Nach dem Couloir folgt man einem Seitengrat bis zum nächsten Gratturm, um nun wieder in Richtung Nord die Überschreitung der Aiguilles Grises fortzusetzen. Dazu geht es leicht in eine Scharte vor dem nächsten Turm. Dieser stellt die Schlüsselstelle des Aufstiegs dar. Optimalerweise hat man am Vortag bis hierher erkundet (ca. 3500m, 2-3h von der Hütte).
Laut AV-Führer müsste man wohl kurz eine Rinne absteigen und den Turm relativ einfach links umgehen können. Dies habe ich probiert, konnte aber keinen günstigen Weg erkennen. In direkter Linie bzw. von einer Scharte rechts von dem Turm war mir das Gelände auch zu schwierig. Ich bin schließlich vor dem Turm links die Rinne ein paar Meter abgeklettert. Danach kann man zu einem Seitengrat queren und über diesen steil hoch, von links nach rechts den Turm gewinnen.
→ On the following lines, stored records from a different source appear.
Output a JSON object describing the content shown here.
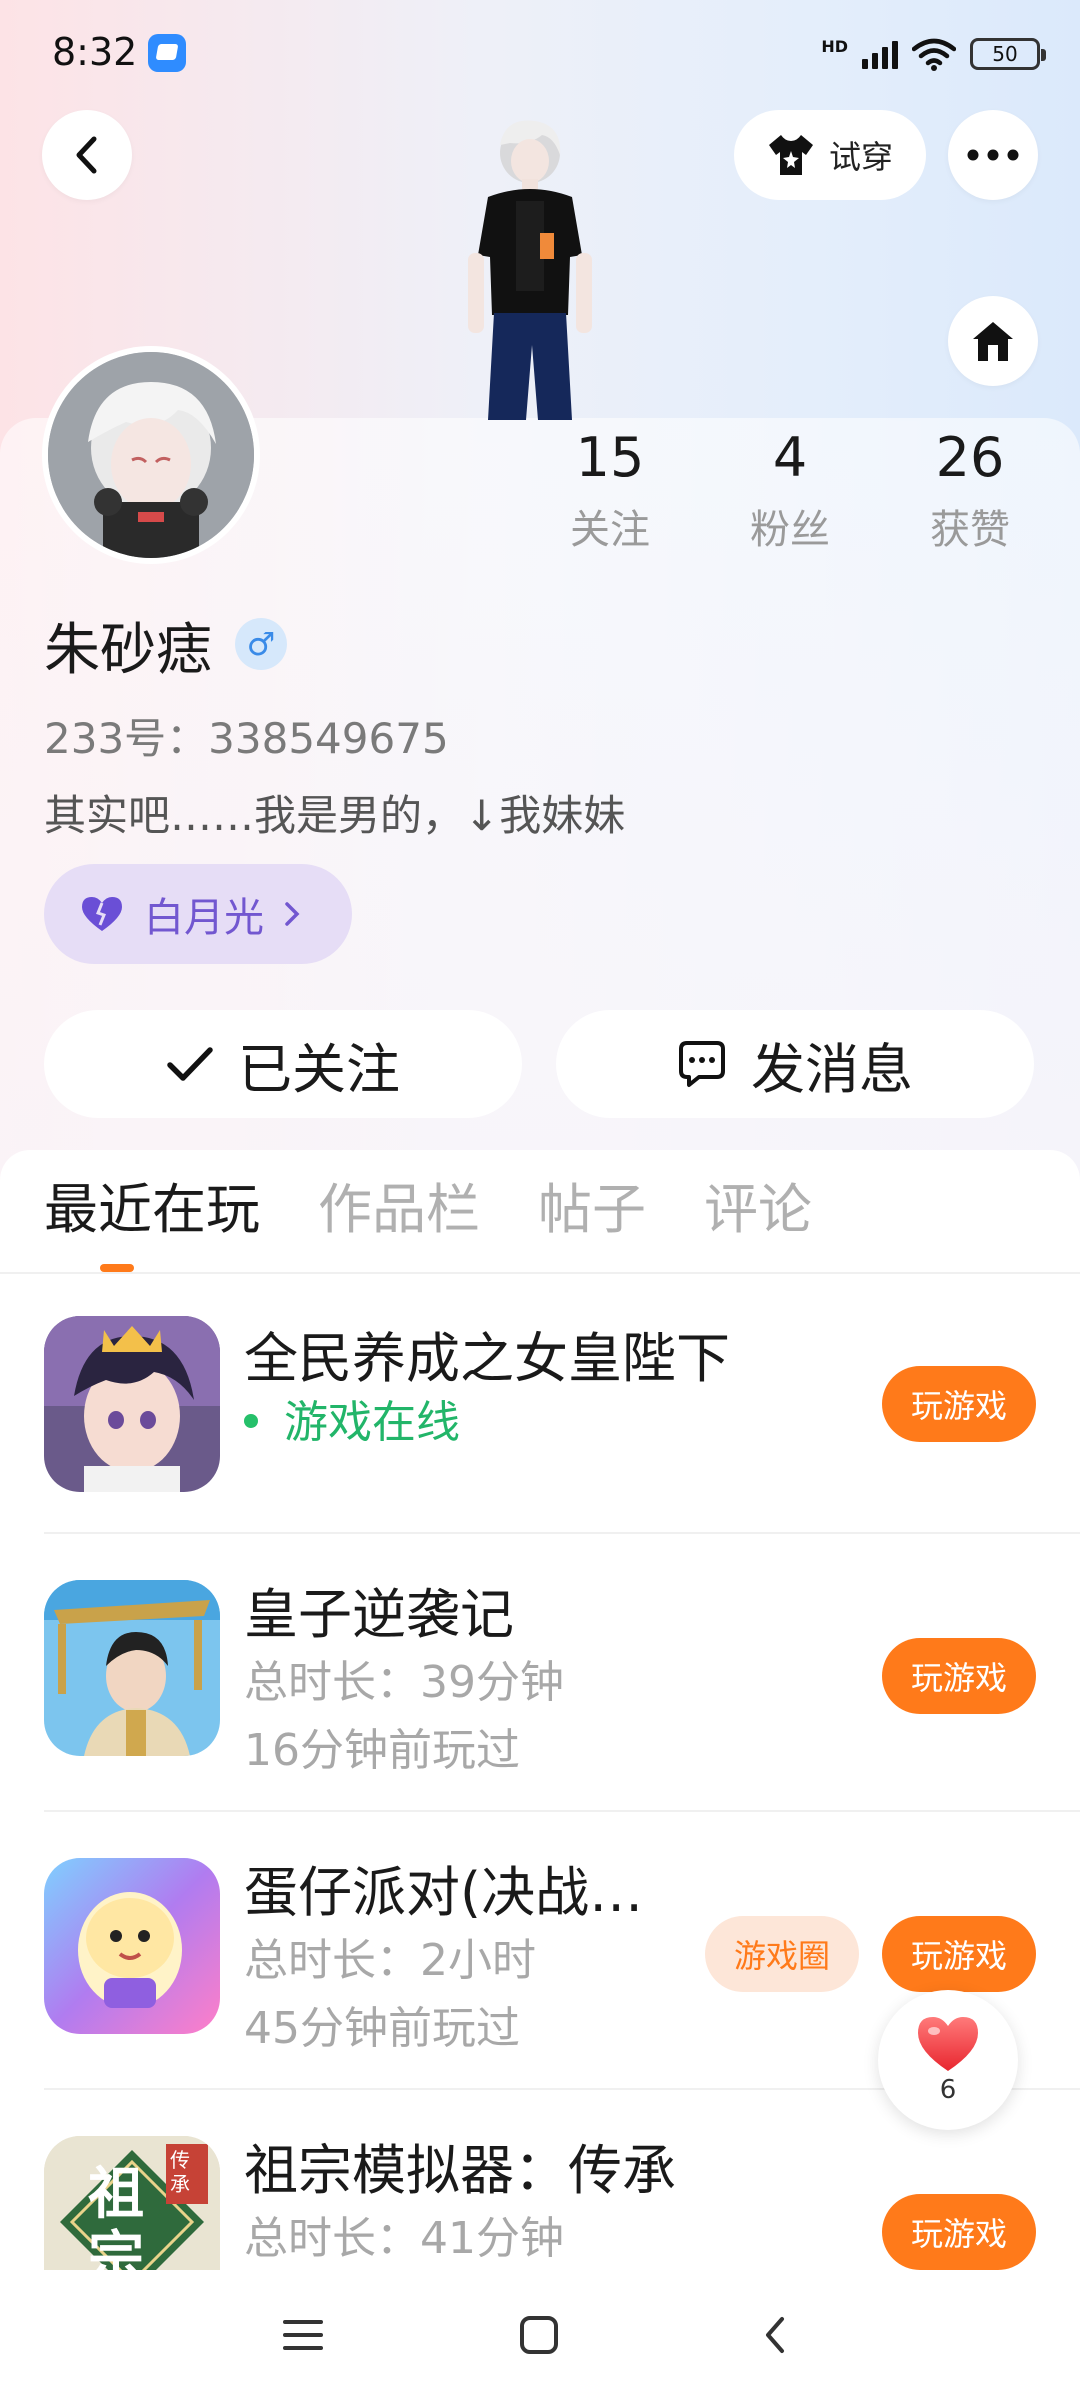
{
  "status_bar": {
    "time": "8:32",
    "hd": "HD",
    "battery": "50"
  },
  "header": {
    "tryon_label": "试穿"
  },
  "profile": {
    "name": "朱砂痣",
    "gender_symbol": "♂",
    "user_id": "233号：338549675",
    "bio": "其实吧……我是男的，↓我妹妹",
    "tag": "白月光",
    "stats": [
      {
        "value": "15",
        "label": "关注"
      },
      {
        "value": "4",
        "label": "粉丝"
      },
      {
        "value": "26",
        "label": "获赞"
      }
    ]
  },
  "actions": {
    "follow_label": "已关注",
    "message_label": "发消息"
  },
  "tabs": [
    "最近在玩",
    "作品栏",
    "帖子",
    "评论"
  ],
  "games": [
    {
      "title": "全民养成之女皇陛下",
      "status": "游戏在线",
      "play_label": "玩游戏"
    },
    {
      "title": "皇子逆袭记",
      "duration": "总时长：39分钟",
      "last_played": "16分钟前玩过",
      "play_label": "玩游戏"
    },
    {
      "title": "蛋仔派对(决战…",
      "duration": "总时长：2小时",
      "last_played": "45分钟前玩过",
      "circle_label": "游戏圈",
      "play_label": "玩游戏"
    },
    {
      "title": "祖宗模拟器：传承",
      "duration": "总时长：41分钟",
      "play_label": "玩游戏",
      "icon_text": "祖宗",
      "icon_tag": "传承"
    }
  ],
  "like_float": {
    "count": "6"
  },
  "colors": {
    "accent": "#ff7a1a",
    "online": "#22b569",
    "tag_bg": "#e6ddf6",
    "tag_text": "#7257d0"
  }
}
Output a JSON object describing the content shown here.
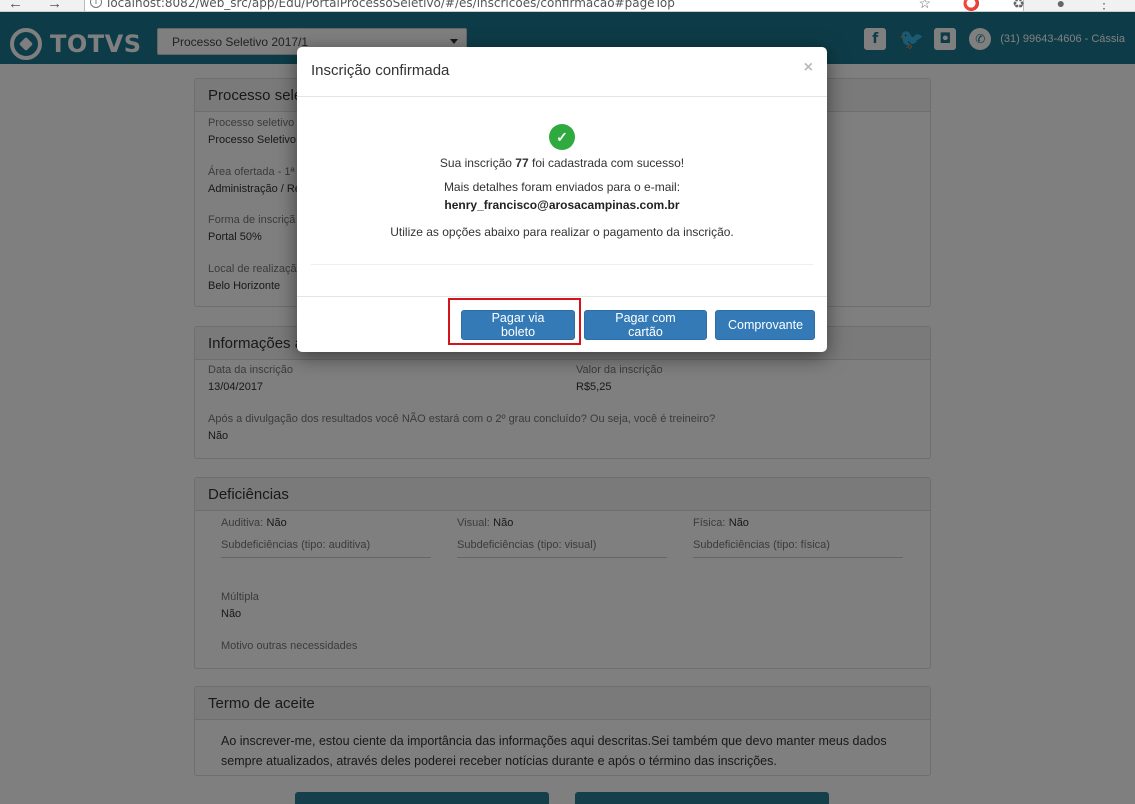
{
  "browser": {
    "nav_buttons": "← → C",
    "url": "localhost:8082/web_src/app/Edu/PortalProcessoSeletivo/#/es/inscricoes/confirmacao#pageTop",
    "info_icon": "i",
    "tools": "☆ ⭕ ♻ ● ⋮"
  },
  "header": {
    "logo_text": "TOTVS",
    "process_select_value": "Processo Seletivo 2017/1",
    "social_facebook": "f",
    "social_twitter": "🐦",
    "social_instagram": "◘",
    "social_whatsapp": "✆",
    "phone": "(31) 99643-4606 - Cássia"
  },
  "process_card": {
    "title": "Processo sele",
    "fields": [
      {
        "label": "Processo seletivo",
        "value": "Processo Seletivo"
      },
      {
        "label": "Área ofertada - 1ª o",
        "value": "Administração / Re"
      },
      {
        "label": "Forma de inscriçã",
        "value": "Portal 50%"
      },
      {
        "label": "Local de realizaçã",
        "value": "Belo Horizonte"
      }
    ]
  },
  "info_card": {
    "title": "Informações a",
    "date_label": "Data da inscrição",
    "date_value": "13/04/2017",
    "fee_label": "Valor da inscrição",
    "fee_value": "R$5,25",
    "question_label": "Após a divulgação dos resultados você NÃO estará com o 2º grau concluído? Ou seja, você é treineiro?",
    "question_value": "Não"
  },
  "deficiencias_card": {
    "title": "Deficiências",
    "auditiva_label": "Auditiva:",
    "auditiva_value": "Não",
    "visual_label": "Visual:",
    "visual_value": "Não",
    "fisica_label": "Física:",
    "fisica_value": "Não",
    "sub_auditiva": "Subdeficiências (tipo: auditiva)",
    "sub_visual": "Subdeficiências (tipo: visual)",
    "sub_fisica": "Subdeficiências (tipo: física)",
    "multipla_label": "Múltipla",
    "multipla_value": "Não",
    "motivo_label": "Motivo outras necessidades"
  },
  "terms_card": {
    "title": "Termo de aceite",
    "text": "Ao inscrever-me, estou ciente da importância das informações aqui descritas.Sei também que devo manter meus dados sempre atualizados, através deles poderei receber notícias durante e após o término das inscrições."
  },
  "modal": {
    "title": "Inscrição confirmada",
    "close": "×",
    "check_icon": "✓",
    "msg_prefix": "Sua inscrição",
    "inscricao_number": "77",
    "msg_suffix": "foi cadastrada com sucesso!",
    "details_msg": "Mais detalhes foram enviados para o e-mail:",
    "email": "henry_francisco@arosacampinas.com.br",
    "payment_msg": "Utilize as opções abaixo para realizar o pagamento da inscrição.",
    "btn_boleto": "Pagar via boleto",
    "btn_cartao": "Pagar com cartão",
    "btn_comprovante": "Comprovante"
  },
  "colors": {
    "header_bg": "#1a7891",
    "primary_button": "#337ab7",
    "success": "#2eaa3f",
    "highlight": "#d4131b"
  }
}
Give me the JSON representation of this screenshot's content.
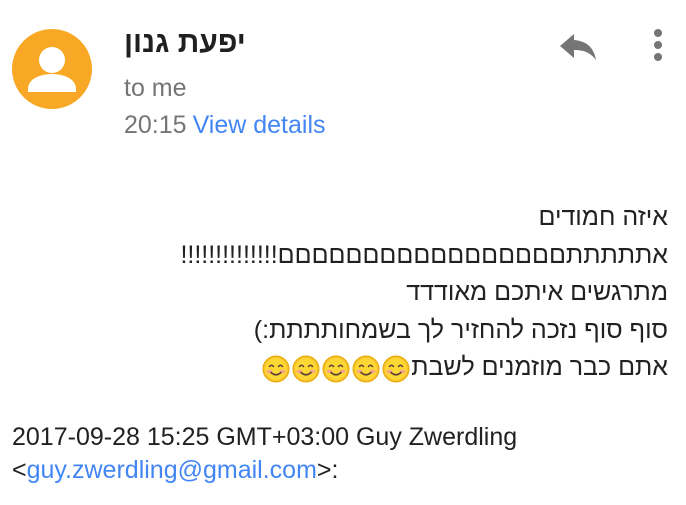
{
  "sender": {
    "name": "יפעת גנון",
    "avatar_color": "#f9a825",
    "recipient": "to me",
    "time": "20:15",
    "view_details_label": "View details"
  },
  "actions": {
    "reply_icon": "reply-icon",
    "more_icon": "more-vert-icon"
  },
  "message": {
    "lines": [
      "איזה חמודים",
      "אתתתתתםםםםםםםםםםםםםםםםם!!!!!!!!!!!!!!",
      "מתרגשים איתכם מאודדד",
      "סוף סוף נזכה להחזיר לך בשמחותתתת:)",
      "אתם כבר מוזמנים לשבת"
    ],
    "emoji_icon": "smiling-face-icon",
    "emoji_count": 5
  },
  "quote": {
    "header": "2017-09-28 15:25 GMT+03:00 Guy Zwerdling",
    "lt": "<",
    "email": "guy.zwerdling@gmail.com",
    "gt_colon": ">:"
  },
  "colors": {
    "link": "#4285f4",
    "secondary_text": "#757575",
    "icon_gray": "#757575"
  }
}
Größtenteils ist das im II. Grad, eine Stelle (mit Klemmkeil gut abzusichern) ist jedoch schwieriger (V).
Nun geht es über viele, nicht sehr ausgeprägte Grattürme hinweg. Der Weg ist mal mehr oder weniger ausgesetzt, aber nie schwieriger als II und auch nur stellenweise. Der Gratverlauf ist nun auch logischer und einfacher zu finden. Kurz vor dem sehr markanten Hauptgipfel der Aiguilles Grises (3817m?) wartet nochmal ein Steilaufschwung. Das Gelände wird nun einfacher, aber auch wieder sehr brüchig. Man erreicht schließlich eine Firnkalotte. Es geht links am Hauptgipfel der Aiguille Grises vorbei, über einen feinen und eher waagrechten Firngrat durchschreitet man das Col des Aiguilles Grises. Hier mündet von rechts der Gletscherweg von der Gonella-Hütte.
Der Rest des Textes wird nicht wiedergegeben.